An Ohio college reportedly placed a professor accused of antisemitism on indefinite leave after accusations resurfaced that he sexually assaulted a graduate student and offered to give her better grades in exchange for sexual favors.
Mohammad Jafar Mahallati, a professor in Oberlin College’s Religion Department, was placed on indefinite administrative leave by the college on Nov. 28, according to reports by Iran International and the New York Post.
The suspension follows revelations that Mahallati, then 43 and an adjunct professor at New York’s Columbia University, was accused in the late 1990s of making multiple sexual advances toward the 32-year-old graduate student, a Palestinian Christian woman.
Mahallati also allegedly offered to give the student improved grades in exchange for sex, then threatened to withhold the student’s grade when she reported the incident to Columbia officials in April 1997.

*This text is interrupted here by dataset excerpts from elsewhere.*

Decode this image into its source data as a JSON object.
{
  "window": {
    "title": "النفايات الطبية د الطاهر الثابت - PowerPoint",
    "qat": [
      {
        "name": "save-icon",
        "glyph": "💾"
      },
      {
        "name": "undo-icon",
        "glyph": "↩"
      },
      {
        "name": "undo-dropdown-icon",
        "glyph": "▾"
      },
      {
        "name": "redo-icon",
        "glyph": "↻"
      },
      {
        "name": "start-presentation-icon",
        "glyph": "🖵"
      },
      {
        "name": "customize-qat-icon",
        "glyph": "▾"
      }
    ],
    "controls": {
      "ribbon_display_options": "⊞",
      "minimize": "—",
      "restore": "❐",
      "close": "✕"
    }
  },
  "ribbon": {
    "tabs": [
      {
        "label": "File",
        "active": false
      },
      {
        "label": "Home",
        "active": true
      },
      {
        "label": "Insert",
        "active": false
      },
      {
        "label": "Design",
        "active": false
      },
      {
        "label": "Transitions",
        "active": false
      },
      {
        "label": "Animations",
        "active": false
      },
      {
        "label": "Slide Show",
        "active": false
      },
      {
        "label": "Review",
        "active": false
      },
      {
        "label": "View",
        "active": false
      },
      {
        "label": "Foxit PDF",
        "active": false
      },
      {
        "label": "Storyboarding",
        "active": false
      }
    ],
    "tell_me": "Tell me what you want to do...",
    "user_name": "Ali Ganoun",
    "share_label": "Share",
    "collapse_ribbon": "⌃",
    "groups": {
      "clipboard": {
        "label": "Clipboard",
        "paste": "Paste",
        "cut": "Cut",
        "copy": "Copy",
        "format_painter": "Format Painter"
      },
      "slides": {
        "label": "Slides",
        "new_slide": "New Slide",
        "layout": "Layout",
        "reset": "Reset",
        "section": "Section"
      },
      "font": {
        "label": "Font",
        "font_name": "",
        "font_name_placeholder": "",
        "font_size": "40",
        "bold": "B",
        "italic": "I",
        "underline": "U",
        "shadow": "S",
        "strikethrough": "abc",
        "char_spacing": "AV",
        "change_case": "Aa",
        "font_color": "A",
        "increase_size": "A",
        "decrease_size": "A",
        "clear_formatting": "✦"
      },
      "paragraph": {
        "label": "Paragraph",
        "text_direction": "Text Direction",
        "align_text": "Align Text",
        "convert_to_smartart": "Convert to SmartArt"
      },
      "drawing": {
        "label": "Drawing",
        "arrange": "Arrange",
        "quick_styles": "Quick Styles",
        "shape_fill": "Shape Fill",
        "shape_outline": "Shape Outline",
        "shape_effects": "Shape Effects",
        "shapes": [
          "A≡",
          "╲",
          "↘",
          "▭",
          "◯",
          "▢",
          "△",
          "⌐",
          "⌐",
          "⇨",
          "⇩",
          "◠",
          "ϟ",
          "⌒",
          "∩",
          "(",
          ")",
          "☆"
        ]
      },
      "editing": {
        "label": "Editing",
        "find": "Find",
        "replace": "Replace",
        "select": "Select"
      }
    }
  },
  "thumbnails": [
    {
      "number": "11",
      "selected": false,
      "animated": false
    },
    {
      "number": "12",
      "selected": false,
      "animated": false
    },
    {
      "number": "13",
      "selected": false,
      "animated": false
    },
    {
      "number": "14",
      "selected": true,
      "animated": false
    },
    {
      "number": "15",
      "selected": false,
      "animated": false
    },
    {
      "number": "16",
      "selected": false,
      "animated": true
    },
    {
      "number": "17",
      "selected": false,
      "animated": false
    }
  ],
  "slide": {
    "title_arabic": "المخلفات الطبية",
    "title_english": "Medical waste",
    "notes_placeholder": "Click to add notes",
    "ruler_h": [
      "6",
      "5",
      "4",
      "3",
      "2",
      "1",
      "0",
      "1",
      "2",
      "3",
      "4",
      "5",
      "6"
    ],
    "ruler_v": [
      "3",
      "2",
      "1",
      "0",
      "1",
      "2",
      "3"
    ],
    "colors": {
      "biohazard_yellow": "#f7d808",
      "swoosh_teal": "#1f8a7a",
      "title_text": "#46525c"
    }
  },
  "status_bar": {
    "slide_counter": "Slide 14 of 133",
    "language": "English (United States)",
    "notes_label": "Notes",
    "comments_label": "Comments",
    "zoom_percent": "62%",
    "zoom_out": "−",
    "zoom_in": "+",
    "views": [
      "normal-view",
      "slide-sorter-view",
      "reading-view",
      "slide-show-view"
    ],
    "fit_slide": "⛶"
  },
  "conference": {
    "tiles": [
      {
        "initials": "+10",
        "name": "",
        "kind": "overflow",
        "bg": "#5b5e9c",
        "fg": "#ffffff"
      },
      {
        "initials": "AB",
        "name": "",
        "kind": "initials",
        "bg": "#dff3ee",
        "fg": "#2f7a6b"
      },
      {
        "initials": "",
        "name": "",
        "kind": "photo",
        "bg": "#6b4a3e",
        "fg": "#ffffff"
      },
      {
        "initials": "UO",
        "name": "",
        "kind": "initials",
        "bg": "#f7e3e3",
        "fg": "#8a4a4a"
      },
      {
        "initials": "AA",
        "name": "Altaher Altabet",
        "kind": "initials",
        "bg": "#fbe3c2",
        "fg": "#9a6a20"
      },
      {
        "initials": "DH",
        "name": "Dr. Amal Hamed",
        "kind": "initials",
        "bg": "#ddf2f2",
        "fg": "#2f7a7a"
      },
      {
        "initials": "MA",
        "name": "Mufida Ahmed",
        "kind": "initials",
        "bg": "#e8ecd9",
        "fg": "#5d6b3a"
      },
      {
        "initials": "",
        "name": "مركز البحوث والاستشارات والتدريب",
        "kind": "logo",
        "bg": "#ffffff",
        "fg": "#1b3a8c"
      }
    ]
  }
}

Mahallati and the unidentified woman settled the case in 1998. The Post claimed to have received evidence of the case from U.S. conservative think tank the Middle East Forum.
A spokesperson for the college did not confirm why Mahallati was placed on administrative leave in a statement given to the Post and Iran International.
Mahallati, Iran’s former ambassador to the United Nations from 1987 to 1989, is also at the center of an investigation by the U.S. Department of Education‘s Office for Civil Rights over allegations that he did not stop the harassment of Jewish students and called Israel “colonialist” and an “apartheid” state.
Oberlin officials have defended Mahallati and argued that “antisemitism has no place on our campus.” The college learned of the complaint on Sept. 29.
“Professor Mahallati has stated that he believes in the right of all people to exist in peace and endorses a two-state solution that would allow the people of Israel and Palestine to peacefully coexist,” a spokesperson for the college said in a statement last month.
In 2017, Mahallati was also accused by Amnesty International of denying to the UN that Iran was executing political prisoners in 1988. Estimates for the extra-judicial killings vary between 1,000 and 30,000 over the span of roughly five months.